‘If alternative energy is so cheap, why does it still need government support?’

https://www.wsj.com/opinion/more-u-n-climate-nonsense-8100cfa2

More U.N. Climate Nonsense

By James Freeman

Excerpt:

Backers of inefficient and unreliable energy production used to say that wind and solar breakthroughs were just around the corner. But one can use this argument to secure government subsidies for only so many decades before taxpayers start asking why they have to support an infant industry that’s older than they are. These days it’s become more common for environmentalists to assert that the future has arrived and alternative energy is now dirt cheap. This ought to make it even harder to explain why government support should continue, but it also may create the misimpression that the massively expensive wind and solar experiment is finally working.

Secretary-General of the United Nations António Guterres went even further in a Tuesday speech, claiming that fossil fuels are much more heavily subsidized than his beloved alternative energy projects and suggesting that wind and solar are the clear marketplace winners:

The sun is rising on a clean energy age.

Just follow the money.

$2 trillion went into clean energy last year – that’s $800 billion more than fossil fuels, and up almost 70% in ten years.

And new data released today from the International Renewable Energy Agency shows that solar – not so long ago four times the cost of fossil fuels – is now 41% cheaper.

Offshore wind – 53%.

And over 90% of new renewables worldwide produced electricity for less than the cheapest new fossil fuel alternative.

One might wonder why politicos like Mr. Guterres need to make speeches at all if wind and solar really have such obvious cost advantages. To hear the U.N. chief tell it, the alleged superiority makes their market dominance inevitable. According to the U.N. text of his remarks:

The clean energy future is no longer a promise. It’s a fact.

No government. No industry. No special interest can stop it.

Of course, the fossil fuel lobby of some fossil fuel companies will try – and we know the lengths to which they will go.
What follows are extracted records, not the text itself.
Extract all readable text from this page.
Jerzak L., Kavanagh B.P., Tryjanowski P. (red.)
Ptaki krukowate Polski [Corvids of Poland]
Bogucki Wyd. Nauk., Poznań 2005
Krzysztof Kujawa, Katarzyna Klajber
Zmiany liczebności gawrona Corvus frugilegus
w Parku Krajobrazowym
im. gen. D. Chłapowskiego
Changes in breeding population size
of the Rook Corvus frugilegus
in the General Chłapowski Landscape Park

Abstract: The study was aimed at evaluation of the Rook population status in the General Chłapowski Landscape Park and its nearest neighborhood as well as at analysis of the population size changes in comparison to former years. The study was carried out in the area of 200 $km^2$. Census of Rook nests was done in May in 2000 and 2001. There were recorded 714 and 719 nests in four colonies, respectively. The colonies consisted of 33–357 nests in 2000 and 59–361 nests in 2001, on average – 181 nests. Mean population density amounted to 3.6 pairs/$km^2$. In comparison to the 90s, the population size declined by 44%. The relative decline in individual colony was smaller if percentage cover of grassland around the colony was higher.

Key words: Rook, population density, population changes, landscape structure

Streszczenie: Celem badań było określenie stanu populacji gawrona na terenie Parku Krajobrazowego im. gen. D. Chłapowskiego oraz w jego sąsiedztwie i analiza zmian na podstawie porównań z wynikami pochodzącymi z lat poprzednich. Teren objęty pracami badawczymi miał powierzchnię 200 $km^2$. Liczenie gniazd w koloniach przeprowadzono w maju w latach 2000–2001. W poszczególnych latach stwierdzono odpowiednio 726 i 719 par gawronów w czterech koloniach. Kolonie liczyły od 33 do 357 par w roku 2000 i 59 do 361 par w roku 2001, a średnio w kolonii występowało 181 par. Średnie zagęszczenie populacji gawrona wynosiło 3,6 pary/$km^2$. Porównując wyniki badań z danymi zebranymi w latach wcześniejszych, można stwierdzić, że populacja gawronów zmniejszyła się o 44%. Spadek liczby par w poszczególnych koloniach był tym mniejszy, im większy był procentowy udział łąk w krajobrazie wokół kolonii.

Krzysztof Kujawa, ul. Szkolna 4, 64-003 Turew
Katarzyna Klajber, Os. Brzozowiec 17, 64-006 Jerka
But I have never been more confident that they will fail – because we have passed the point of no return.

One also might wonder how committed he is to letting the market—rather than government bureaucrats, green activists and corporate lobbyists—decide which energy sources prevail. His official biography states:

For many years Mr. Guterres was active in the Socialist International, a worldwide organization of social democratic political parties.

Sadly Mr. Guterres couldn’t even get all the way through Tuesday’s speech without emphasizing his desire for central planning. He called for “new national climate plans to go all-out on the energy transition” and said, “Governments must aim to meet all new electricity demand with renewables.”

But if renewables are clearly better—and in fact unstoppable—why does government need to plan or aim for anything—won’t producers and consumers choose such energy sources on their own?